The pharmaceutical and nutraceutical industries face the challenge of optimizing resources and reducing waste. In this context, the valorization of by-products from agro-industrial fruit and vegetable processing represents a sustainable and economically relevant strategy. Inadequate disposal of these co-products generates significant environmental and economic impacts, threatening food security.

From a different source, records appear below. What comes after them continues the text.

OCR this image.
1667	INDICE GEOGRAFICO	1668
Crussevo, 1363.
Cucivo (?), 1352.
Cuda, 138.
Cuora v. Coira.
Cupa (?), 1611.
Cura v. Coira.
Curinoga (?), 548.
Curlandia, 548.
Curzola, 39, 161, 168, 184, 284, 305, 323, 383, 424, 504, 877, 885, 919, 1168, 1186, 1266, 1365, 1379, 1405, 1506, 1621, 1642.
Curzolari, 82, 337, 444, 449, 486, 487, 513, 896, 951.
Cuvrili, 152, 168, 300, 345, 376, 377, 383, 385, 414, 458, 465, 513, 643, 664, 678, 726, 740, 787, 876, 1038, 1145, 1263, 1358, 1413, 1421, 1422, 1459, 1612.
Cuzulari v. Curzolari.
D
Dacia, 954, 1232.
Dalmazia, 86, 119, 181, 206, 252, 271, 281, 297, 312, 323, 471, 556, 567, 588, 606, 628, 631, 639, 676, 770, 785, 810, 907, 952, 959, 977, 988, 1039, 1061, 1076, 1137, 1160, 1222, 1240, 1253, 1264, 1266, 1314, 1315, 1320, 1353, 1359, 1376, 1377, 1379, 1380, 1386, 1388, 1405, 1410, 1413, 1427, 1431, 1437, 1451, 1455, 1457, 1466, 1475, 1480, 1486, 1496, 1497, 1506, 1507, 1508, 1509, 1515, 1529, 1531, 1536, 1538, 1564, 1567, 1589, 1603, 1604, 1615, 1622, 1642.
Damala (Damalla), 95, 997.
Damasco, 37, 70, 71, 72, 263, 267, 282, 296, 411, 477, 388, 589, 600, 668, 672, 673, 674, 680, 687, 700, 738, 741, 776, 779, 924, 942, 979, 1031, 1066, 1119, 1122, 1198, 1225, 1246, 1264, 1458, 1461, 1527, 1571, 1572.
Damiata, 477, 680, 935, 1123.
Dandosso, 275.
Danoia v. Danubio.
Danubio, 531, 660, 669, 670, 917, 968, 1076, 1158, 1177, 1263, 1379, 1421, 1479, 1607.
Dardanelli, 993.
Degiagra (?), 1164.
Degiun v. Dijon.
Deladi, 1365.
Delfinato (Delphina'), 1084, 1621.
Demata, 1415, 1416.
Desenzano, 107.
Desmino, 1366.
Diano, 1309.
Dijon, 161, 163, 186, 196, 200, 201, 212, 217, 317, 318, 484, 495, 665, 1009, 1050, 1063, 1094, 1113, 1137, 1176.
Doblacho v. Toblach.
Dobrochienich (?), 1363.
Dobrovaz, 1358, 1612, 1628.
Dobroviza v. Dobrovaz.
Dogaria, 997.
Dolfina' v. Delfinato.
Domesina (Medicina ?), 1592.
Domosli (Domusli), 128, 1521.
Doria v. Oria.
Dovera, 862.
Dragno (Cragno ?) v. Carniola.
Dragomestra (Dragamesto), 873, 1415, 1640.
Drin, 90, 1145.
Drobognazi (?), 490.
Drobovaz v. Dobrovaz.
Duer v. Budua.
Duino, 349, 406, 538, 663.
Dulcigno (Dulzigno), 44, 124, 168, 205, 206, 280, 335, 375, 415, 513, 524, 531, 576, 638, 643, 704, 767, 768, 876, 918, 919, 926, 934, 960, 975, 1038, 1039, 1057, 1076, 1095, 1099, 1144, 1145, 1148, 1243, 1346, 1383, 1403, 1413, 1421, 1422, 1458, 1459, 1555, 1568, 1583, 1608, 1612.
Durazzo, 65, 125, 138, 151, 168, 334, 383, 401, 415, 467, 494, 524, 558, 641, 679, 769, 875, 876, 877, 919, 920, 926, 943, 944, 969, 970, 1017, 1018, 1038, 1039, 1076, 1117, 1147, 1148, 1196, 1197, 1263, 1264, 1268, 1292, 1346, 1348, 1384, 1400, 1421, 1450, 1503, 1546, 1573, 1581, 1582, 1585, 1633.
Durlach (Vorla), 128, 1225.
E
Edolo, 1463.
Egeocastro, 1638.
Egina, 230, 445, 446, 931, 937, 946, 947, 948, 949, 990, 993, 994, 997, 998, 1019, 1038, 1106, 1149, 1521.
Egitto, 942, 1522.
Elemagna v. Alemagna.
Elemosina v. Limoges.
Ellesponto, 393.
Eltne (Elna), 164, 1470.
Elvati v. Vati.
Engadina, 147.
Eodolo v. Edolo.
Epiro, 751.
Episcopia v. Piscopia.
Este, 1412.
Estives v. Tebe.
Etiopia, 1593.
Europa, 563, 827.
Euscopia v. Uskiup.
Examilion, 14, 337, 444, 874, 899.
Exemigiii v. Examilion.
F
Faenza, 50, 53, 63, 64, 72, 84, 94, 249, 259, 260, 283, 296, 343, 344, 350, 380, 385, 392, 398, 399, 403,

This study aimed to evaluate the nutritional and bioactive potential of pumpkin peel to propose a valorization strategy as a food additive. We conducted a comprehensive characterization of its chemical composition, including the quantification of total sugars, lipids, vitamins, mineral salts, and ash. Simultaneously, the content of bioactive compounds (phenolic compounds, carotenoids, and flavonoids) was determined. Antioxidant activity was assessed by a battery of in vitro tests, including total antioxidant capacity (TAC), DPPH and ABTS radical scavenging tests, ferric reducing antioxidant power (FRAP), and the β-carotene bleaching test. Furthermore, antidiabetic activity was explored.
The obtained results demonstrate that pumpkin peel is a substantial source of vitamins, mineral salts, and bioactive phytochemicals, notably carotenoids and phenolic compounds. This richness confers significant antioxidant and antidiabetic properties to this by-product. These findings suggest a high potential for integrating pumpkin peel into food formulations, particularly those intended for nutritional enrichment and the prevention or management of diabetes, thereby contributing to a circular and sustainable approach in the agro-industry.